A Young Female with Left Sided Focal Seizure

Kishore D*, Khurana V**, Gambhir IS***

*Medical Officer BHU, **junior resident-department of medicine, ***Professor Department of Medicine, Institute of Medical Sciences, Banaras Hindu University, Varanasi 221005, UP, India. Received: 16.03.2009; Revised: 18.09.2009; Accepted: 19.09.2009

A 23 years old female presented with recurrent episode of left hemiparesis for 6 months. Each episode lasted for 10 to 20 min at interval of 15 to 20 days. These episodes of weakness were not associated with any seizure like activity, unconsciousness or other focal neurological deficit. Three days back patient had recurrent left sided focal motor seizure with secondary generalization. She had past history of seizure at age of six months, since then she was asymptomatic till six month back. Physical examination revealed left sided face arm leg weakness and a left extensor planter response. A Portwine stain present on the right side of face in the region of ophthalmic and maxillary division of trigeminal nerve (Fig. 1). The examination of right eye revealed megalocornea, deep anterior chamber, increased intraocular pressure, glaucomatous optic atrophy with 90% cupping and choroidal hemangiomas. Left eye was normal on examination. Baseline investigation including hematology, serum biochemical and coagulation profile were within normal limits. Computerized tomography (CT) Scan of cranium showed gyral calcification in parieto-occipital lobe of right hemisphere (Trolly-Track appearance), dilated and tortuous vessels in ventricular system with contrast enhancement (Fig. 2A & 2B). The case was diagnosed as Sturge Weber syndrome.

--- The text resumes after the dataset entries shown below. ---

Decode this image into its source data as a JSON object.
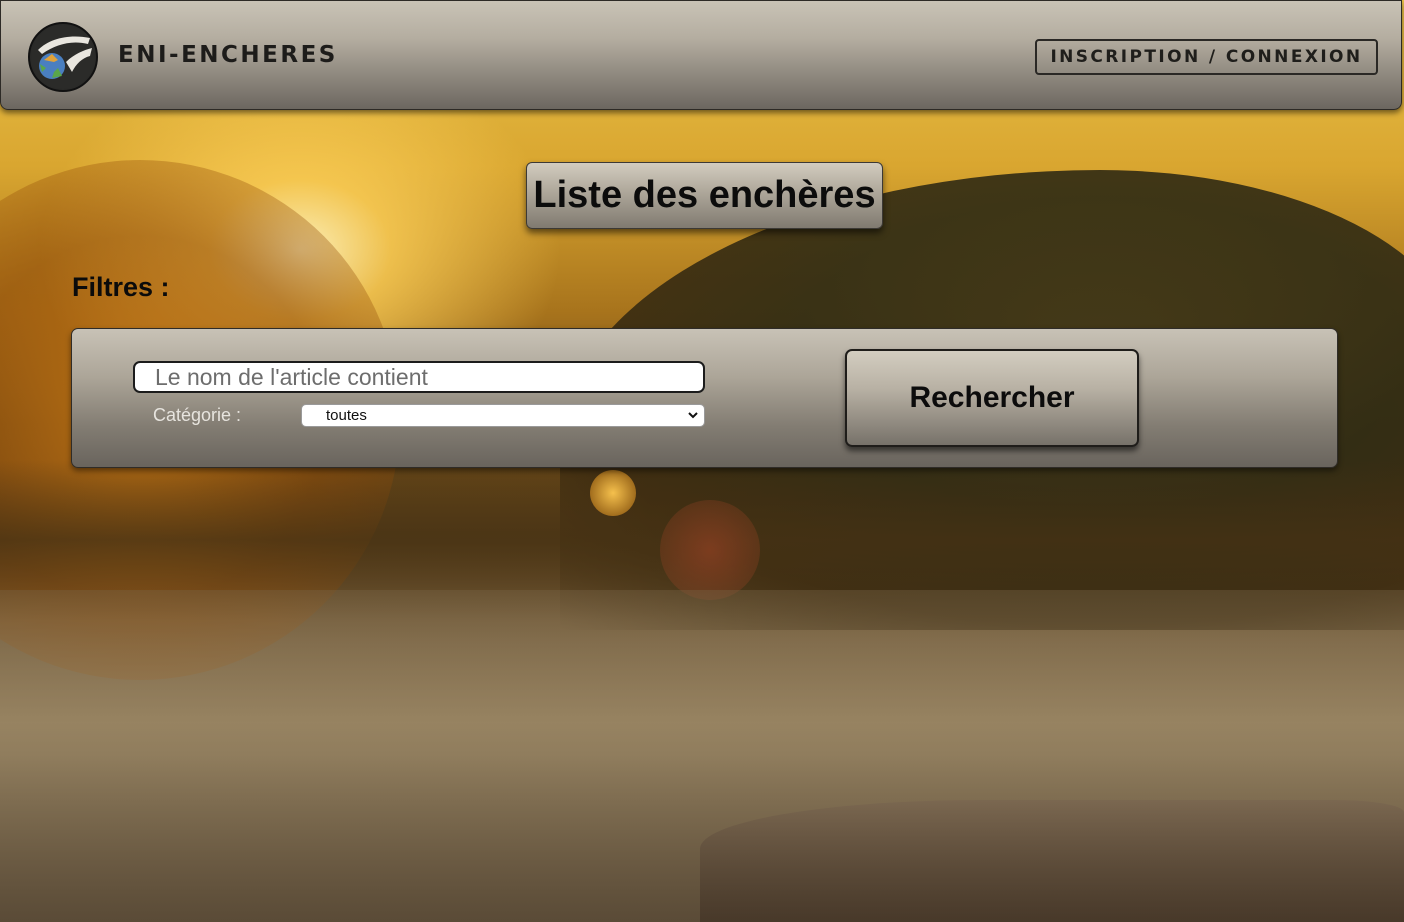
{
  "header": {
    "brand": "ENI-ENCHERES",
    "logo_icon": "recycle-globe-logo-icon",
    "auth_link": "INSCRIPTION / CONNEXION"
  },
  "main": {
    "title": "Liste des enchères",
    "filters_label": "Filtres :",
    "search": {
      "placeholder": "Le nom de l'article contient",
      "value": ""
    },
    "category": {
      "label": "Catégorie :",
      "selected": "toutes",
      "chevron_icon": "chevron-down-icon"
    },
    "search_button": "Rechercher"
  },
  "colors": {
    "panel_top": "#c8c2b6",
    "panel_bottom": "#69645d",
    "text_dark": "#0c0c0c",
    "category_label": "#e7e4de",
    "background_sky": "#e9c24a"
  }
}
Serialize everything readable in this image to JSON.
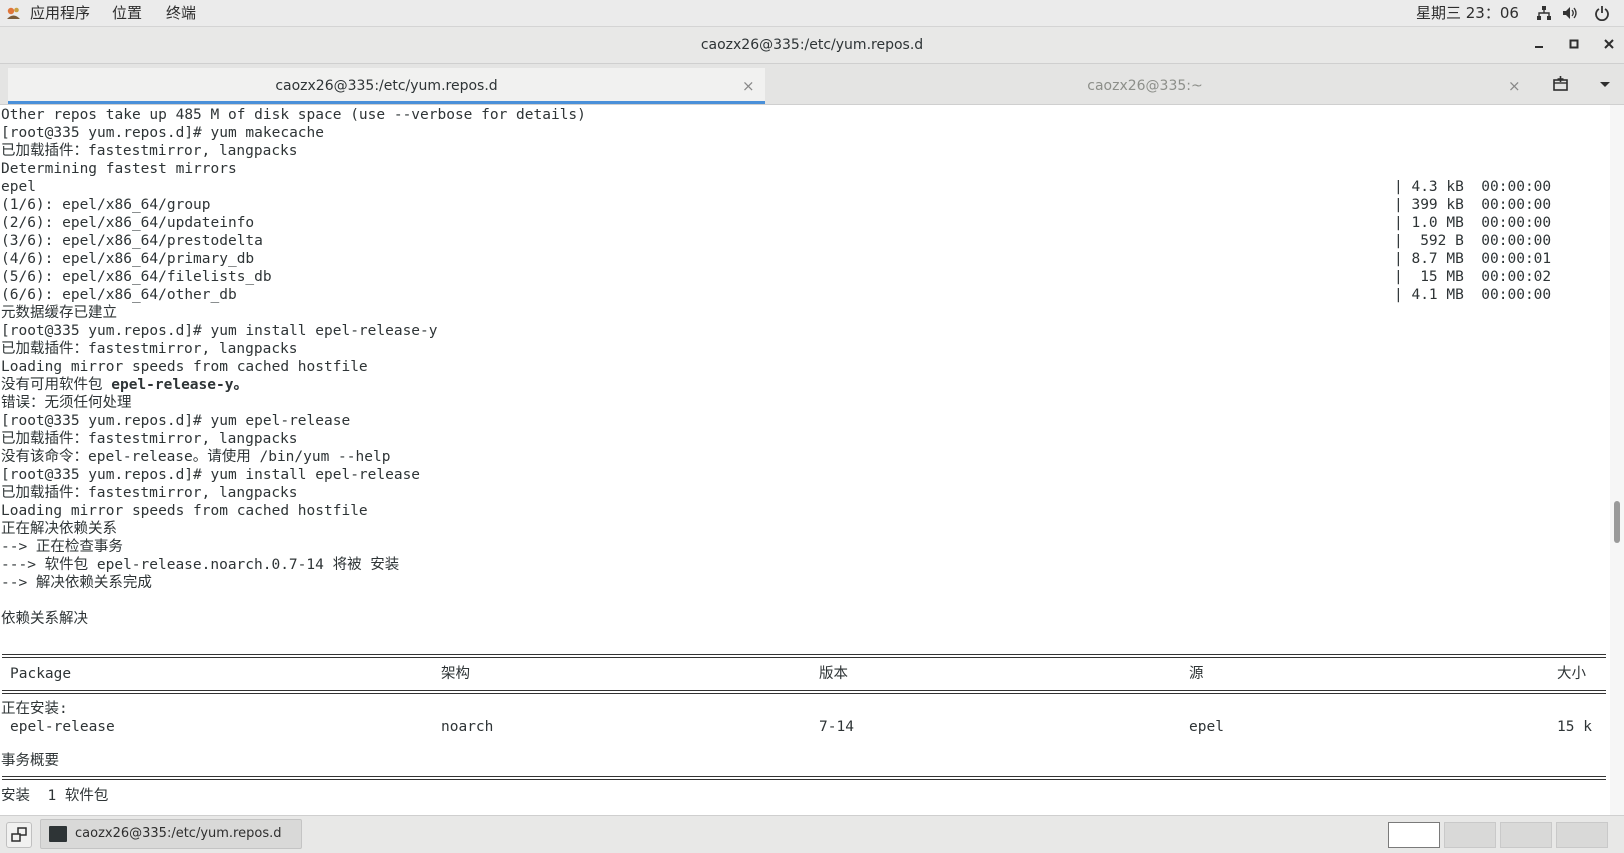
{
  "top_panel": {
    "apps_menu": "应用程序",
    "places_menu": "位置",
    "terminal_menu": "终端",
    "clock": "星期三 23：06",
    "icons": [
      "network-icon",
      "volume-icon",
      "power-icon"
    ]
  },
  "window": {
    "title": "caozx26@335:/etc/yum.repos.d",
    "buttons": [
      "minimize",
      "maximize",
      "close"
    ]
  },
  "tabs": [
    {
      "label": "caozx26@335:/etc/yum.repos.d",
      "active": true
    },
    {
      "label": "caozx26@335:~",
      "active": false
    }
  ],
  "terminal": {
    "lines": [
      "Other repos take up 485 M of disk space (use --verbose for details)",
      "[root@335 yum.repos.d]# yum makecache",
      "已加载插件：fastestmirror, langpacks",
      "Determining fastest mirrors",
      "epel",
      "(1/6): epel/x86_64/group",
      "(2/6): epel/x86_64/updateinfo",
      "(3/6): epel/x86_64/prestodelta",
      "(4/6): epel/x86_64/primary_db",
      "(5/6): epel/x86_64/filelists_db",
      "(6/6): epel/x86_64/other_db",
      "元数据缓存已建立",
      "[root@335 yum.repos.d]# yum install epel-release-y",
      "已加载插件：fastestmirror, langpacks",
      "Loading mirror speeds from cached hostfile",
      "没有可用软件包 ",
      "错误：无须任何处理",
      "[root@335 yum.repos.d]# yum epel-release",
      "已加载插件：fastestmirror, langpacks",
      "没有该命令：epel-release。请使用 /bin/yum --help",
      "[root@335 yum.repos.d]# yum install epel-release",
      "已加载插件：fastestmirror, langpacks",
      "Loading mirror speeds from cached hostfile",
      "正在解决依赖关系",
      "--> 正在检查事务",
      "---> 软件包 epel-release.noarch.0.7-14 将被 安装",
      "--> 解决依赖关系完成",
      "",
      "依赖关系解决"
    ],
    "bold_package": "epel-release-y。",
    "downloads": [
      {
        "size": "| 4.3 kB  00:00:00"
      },
      {
        "size": "| 399 kB  00:00:00"
      },
      {
        "size": "| 1.0 MB  00:00:00"
      },
      {
        "size": "|  592 B  00:00:00"
      },
      {
        "size": "| 8.7 MB  00:00:01"
      },
      {
        "size": "|  15 MB  00:00:02"
      },
      {
        "size": "| 4.1 MB  00:00:00"
      }
    ],
    "table": {
      "headers": [
        "Package",
        "架构",
        "版本",
        "源",
        "大小"
      ],
      "section": "正在安装:",
      "row": [
        "epel-release",
        "noarch",
        "7-14",
        "epel",
        "15 k"
      ]
    },
    "summary_title": "事务概要",
    "summary_line": "安装  1 软件包"
  },
  "taskbar": {
    "task_label": "caozx26@335:/etc/yum.repos.d"
  }
}
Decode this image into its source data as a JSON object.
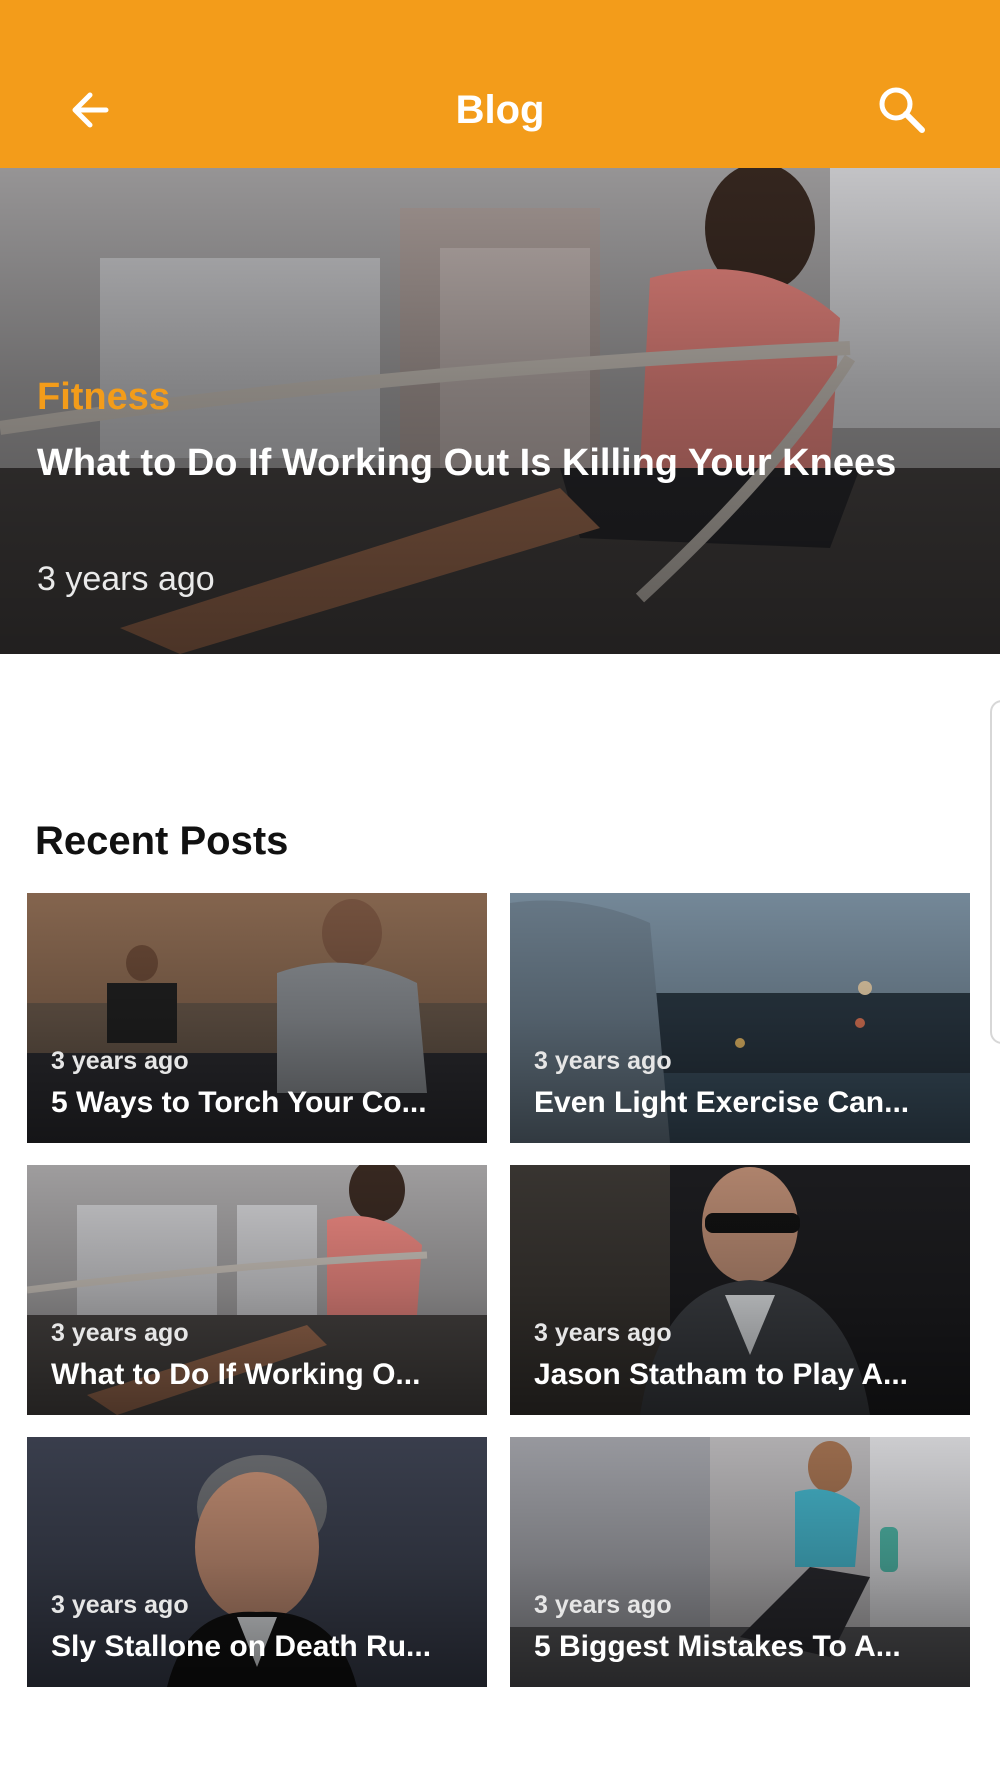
{
  "appbar": {
    "title": "Blog",
    "back_icon": "arrow-left-icon",
    "search_icon": "search-icon",
    "color": "#F39C1A"
  },
  "featured": {
    "category": "Fitness",
    "title": "What to Do If Working Out Is Killing Your Knees",
    "time": "3 years ago",
    "category_color": "#F39C1A"
  },
  "recent": {
    "heading": "Recent Posts",
    "posts": [
      {
        "time": "3 years ago",
        "title": "5 Ways to Torch Your Co..."
      },
      {
        "time": "3 years ago",
        "title": "Even Light Exercise Can..."
      },
      {
        "time": "3 years ago",
        "title": "What to Do If Working O..."
      },
      {
        "time": "3 years ago",
        "title": "Jason Statham to Play A..."
      },
      {
        "time": "3 years ago",
        "title": "Sly Stallone on Death Ru..."
      },
      {
        "time": "3 years ago",
        "title": "5 Biggest Mistakes To A..."
      }
    ]
  }
}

Sturge Weber syndrome is characterized by facial cutaneous angioma (portwine stain typically involving the ophthalmic division of trigeminal nerve) and an associated ipsilateral brain angioma with gyral calcification in parieto-occipital lobe. Our case was associated with glaucoma of ipsilateral eye. Principle neurological manifestations are epileptic seizure and focal neurological deficit both. Some patients may have refractory seizure, while others have long seizure free intervals without medications. Some patient may present with repeated episode of focal weakness similar to transient ischemic attacks. Generally the more extensive the intracranial lesion, the more difficult is it to fully control the seizure with medications.1 Sujansky et al2 reported 50% patients fully controlled and additional 35-40% had partial control of seizure with medication. In refractory seizures, hemispherectomy, resection of the area predominately affected or corpus callosum section sometime improves seizure control.

References

1. Bodensteiner JB, Roach ES. Sturge-Weber Syndrome: Introduction and Overview. In: Bodensteiner JB, Roach ES, eds. Sturge-Weber Syndrome. Sturge Weber Foundation. Mt Freedom, New Jersey. 1999.
2. Sujansky E, Conradi S. Outcome of Sturge Weber Syndrome in 52 adults. Am J Med Genet 1995;57:35-45.